The already desperate situation for the world's smallest porpoise, the vaquita, is getting even worse as the number of animals off Mexico's shores continues to plummet. Now, scientists warn that only 30 animals are left, despite navy efforts to intercept fishing vessels illegally using gillnets. Gillnets are one of the main factors threatening the vaquita.

"At the current rate of loss, the vaquita will likely decline to extinction by 2022, unless the current gillnet ban is maintained and effectively enforced," says the International Committee for the Recovery of the Vaquita (CIRVA).

The scientists concluded that just 30 individuals remain after analyzing acoustic signals from the upper Gulf of California in northwestern Mexico. In a previous census at the end of 2015 they had found around 60 vaquitas. There were 200 of them in 2012 and 100 in 2014.

The scientists have announced what could be a last-ditch effort to save the rare species by capturing specimens and putting them in an enclosure in the Gulf of California, allowing them an opportunity to reproduce.

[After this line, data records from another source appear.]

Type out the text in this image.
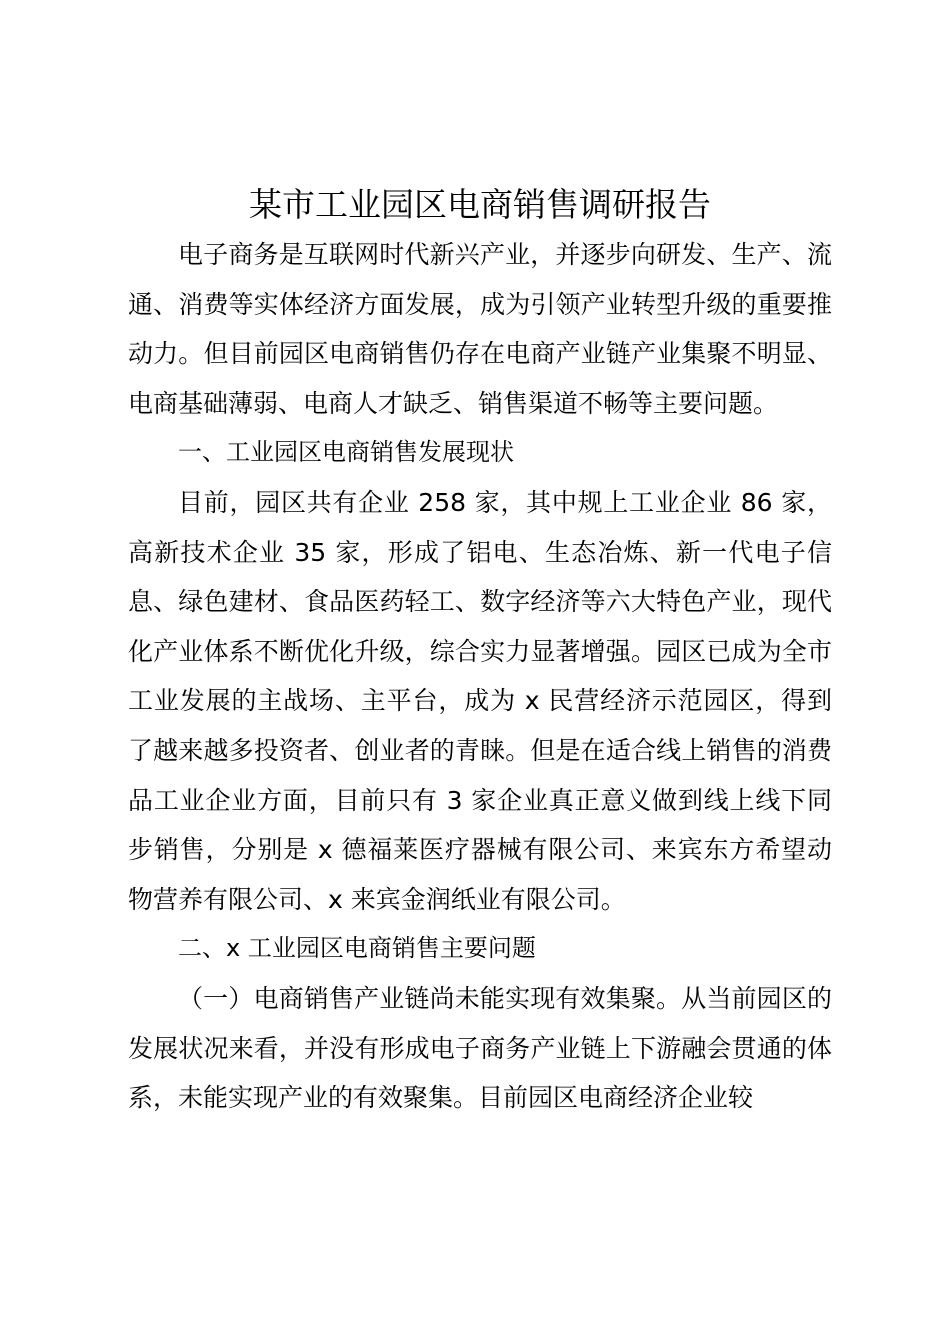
某市工业园区电商销售调研报告

电子商务是互联网时代新兴产业，并逐步向研发、生产、流通、消费等实体经济方面发展，成为引领产业转型升级的重要推动力。但目前园区电商销售仍存在电商产业链产业集聚不明显、电商基础薄弱、电商人才缺乏、销售渠道不畅等主要问题。

一、工业园区电商销售发展现状

目前，园区共有企业 258 家，其中规上工业企业 86 家，高新技术企业 35 家，形成了铝电、生态冶炼、新一代电子信息、绿色建材、食品医药轻工、数字经济等六大特色产业，现代化产业体系不断优化升级，综合实力显著增强。园区已成为全市工业发展的主战场、主平台，成为 x 民营经济示范园区，得到了越来越多投资者、创业者的青睐。但是在适合线上销售的消费品工业企业方面，目前只有 3 家企业真正意义做到线上线下同步销售，分别是 x 德福莱医疗器械有限公司、来宾东方希望动物营养有限公司、x 来宾金润纸业有限公司。

二、x 工业园区电商销售主要问题

（一）电商销售产业链尚未能实现有效集聚。从当前园区的发展状况来看，并没有形成电子商务产业链上下游融会贯通的体系，未能实现产业的有效聚集。目前园区电商经济企业较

Some environmentalists oppose this approach and point to the risk of vaquitas dying in the process, as DW has previously reported.

But authorities and other environmentalists say the vaquitas have been dying for years in gillnets that are meant to illegally catch another endangered species, a large fish called the totoaba . The totoaba's dried swim bladder is often shipped to China, where it fetches tens of thousands of dollars and is eaten in soup.

CIRVA member Lorenzo Rojas-Bracho told AFP that scientists would attempt to catch vaquitas around October. "Illegal fishing continues and if we don't capture them, they will die anyway," he said.